24.08.2009 - 01:00 | Son Güncellenme:
1- “Arapça, Farsça kaynaklı sözcüklerde “k” ve “g” ünsüzlerinden sonra gelen ve “ince okunması gereken” “a” ve “u” ünlüleri üzerine düzeltme imi konur. (Dükkân, kâğıt, hikâye, mekân, sükûn, sükût, rüzgâr, yadigâr, ikametgâh, kâh, harekât, nikâh, topyekûn, rengârenk, iskân, mahkûm, makûs, gâvur, kâfi, kâbus, bekâr, hengâme, efkâr, bestekâr, kâse, zekâ, vekâlet, yegâne gibi?)

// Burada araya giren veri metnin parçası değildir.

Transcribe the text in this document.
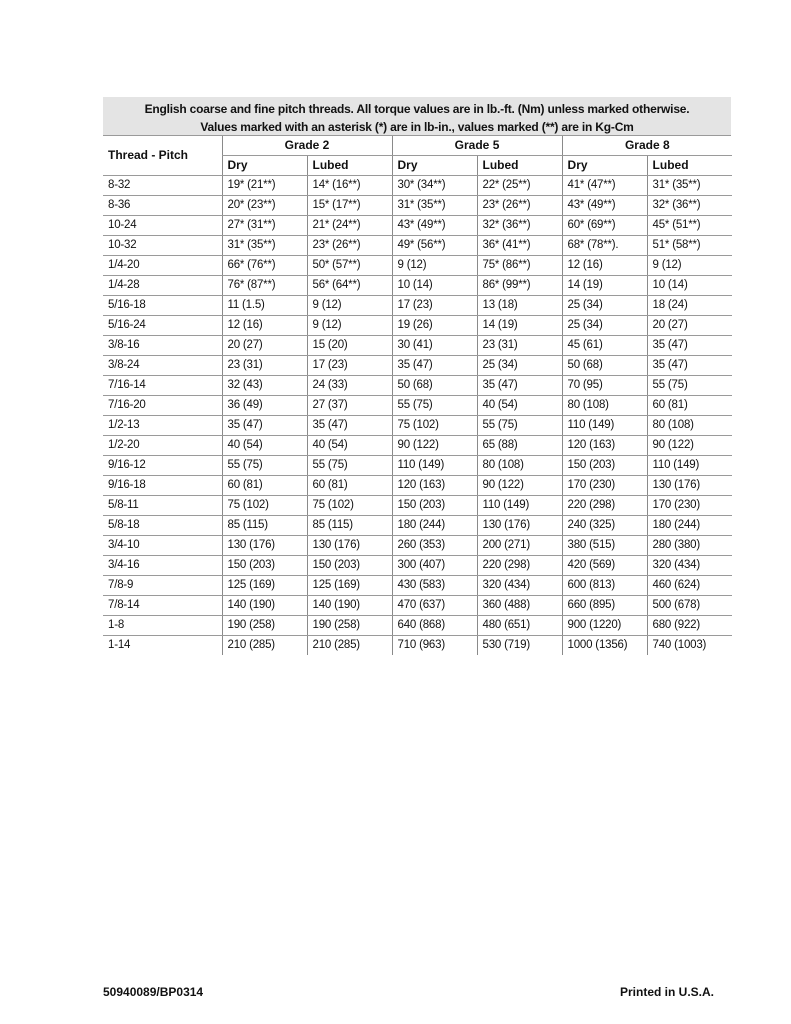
English coarse and fine pitch threads. All torque values are in lb.-ft. (Nm) unless marked otherwise.
Values marked with an asterisk (*) are in lb-in., values marked (**) are in Kg-Cm
Thread - Pitch	Grade 2		Grade 5		Grade 8	
	Dry	Lubed	Dry	Lubed	Dry	Lubed
8-32	19* (21**)	14* (16**)	30* (34**)	22* (25**)	41* (47**)	31* (35**)
8-36	20* (23**)	15* (17**)	31* (35**)	23* (26**)	43* (49**)	32* (36**)
10-24	27* (31**)	21* (24**)	43* (49**)	32* (36**)	60* (69**)	45* (51**)
10-32	31* (35**)	23* (26**)	49* (56**)	36* (41**)	68* (78**).	51* (58**)
1/4-20	66* (76**)	50* (57**)	9 (12)	75* (86**)	12 (16)	9 (12)
1/4-28	76* (87**)	56* (64**)	10 (14)	86* (99**)	14 (19)	10 (14)
5/16-18	11 (1.5)	9 (12)	17 (23)	13 (18)	25 (34)	18 (24)
5/16-24	12 (16)	9 (12)	19 (26)	14 (19)	25 (34)	20 (27)
3/8-16	20 (27)	15 (20)	30 (41)	23 (31)	45 (61)	35 (47)
3/8-24	23 (31)	17 (23)	35 (47)	25 (34)	50 (68)	35 (47)
7/16-14	32 (43)	24 (33)	50 (68)	35 (47)	70 (95)	55 (75)
7/16-20	36 (49)	27 (37)	55 (75)	40 (54)	80 (108)	60 (81)
1/2-13	35 (47)	35 (47)	75 (102)	55 (75)	110 (149)	80 (108)
1/2-20	40 (54)	40 (54)	90 (122)	65 (88)	120 (163)	90 (122)
9/16-12	55 (75)	55 (75)	110 (149)	80 (108)	150 (203)	110 (149)
9/16-18	60 (81)	60 (81)	120 (163)	90 (122)	170 (230)	130 (176)
5/8-11	75 (102)	75 (102)	150 (203)	110 (149)	220 (298)	170 (230)
5/8-18	85 (115)	85 (115)	180 (244)	130 (176)	240 (325)	180 (244)
3/4-10	130 (176)	130 (176)	260 (353)	200 (271)	380 (515)	280 (380)
3/4-16	150 (203)	150 (203)	300 (407)	220 (298)	420 (569)	320 (434)
7/8-9	125 (169)	125 (169)	430 (583)	320 (434)	600 (813)	460 (624)
7/8-14	140 (190)	140 (190)	470 (637)	360 (488)	660 (895)	500 (678)
1-8	190 (258)	190 (258)	640 (868)	480 (651)	900 (1220)	680 (922)
1-14	210 (285)	210 (285)	710 (963)	530 (719)	1000 (1356)	740 (1003)
50940089/BP0314	Printed in U.S.A.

2- Yazımları aynı, anlamları ve okunuşları ayrı olan kimi yabancı sözcüklerde de bu im kullanılır. (Hale-hâle, adet-âdet, alem-âlem, hala-hâlâ, haya-hayâ, dahi-dâhi, aşık-âşık, lal-lâl, varis-vâris, hâkim-hakîm, vakıf-vâkıf, vasi-vâsi, rakım-râkım, hadi-hâdi, ala-âlâ, laz’ım-lâzım, rahim-râhim, atıl-âtıl gibi...)
3- Arapça, Farsça ve batı kaynaklı sözcüklerde “l” ünsüzünden sonra gelen “a” ve “u” ünlüleri üzerine düzeltme imi konmaz. (Lakin, plan, ilan, reklam, selam, layık, plaj, imla, mülakat, felaket, ithalat, istiklal, silah, üslup, lale, laf, klakson, billur, laik, istila, iflas, lahit, lakerda, ahlak, klasik gibi...)
4- Özel adlarla, belli yazım biçimleri devlet kuruluşlarıyla benimsenmiş olan yer adlarında, bu imin korunması zorunludur. (Bâlâ, Bakû, Lâdik, Hakkâri, Lâpseki, Kâhta, Lâmia, Nigâr, Türkân, Yadigâr, Âli, Agâh, Hâdi, Hâle, Kâmil, Nâzım, Lâl, Kâzım, Zekâi, Müjgân, Kâmuran, Halaskârgazi gibi...)
5- Nisbet eki olan “i” lerin üzerinde kullanılmaz. Hukukî değil “hukuki”, insanî değil “insani”, millî değil “milli”, iktisadî değil “iktisadi” biçiminde yazılır.
6- Yabancı dillerden dilimize girmiş sözcüklerdeki “uzun ünlü”lerin üzerine de düzeltme imi konmaz. Adalet, rica, şair, vali, hayati, idare sözcükleri, düzeltme imsiz yazılır.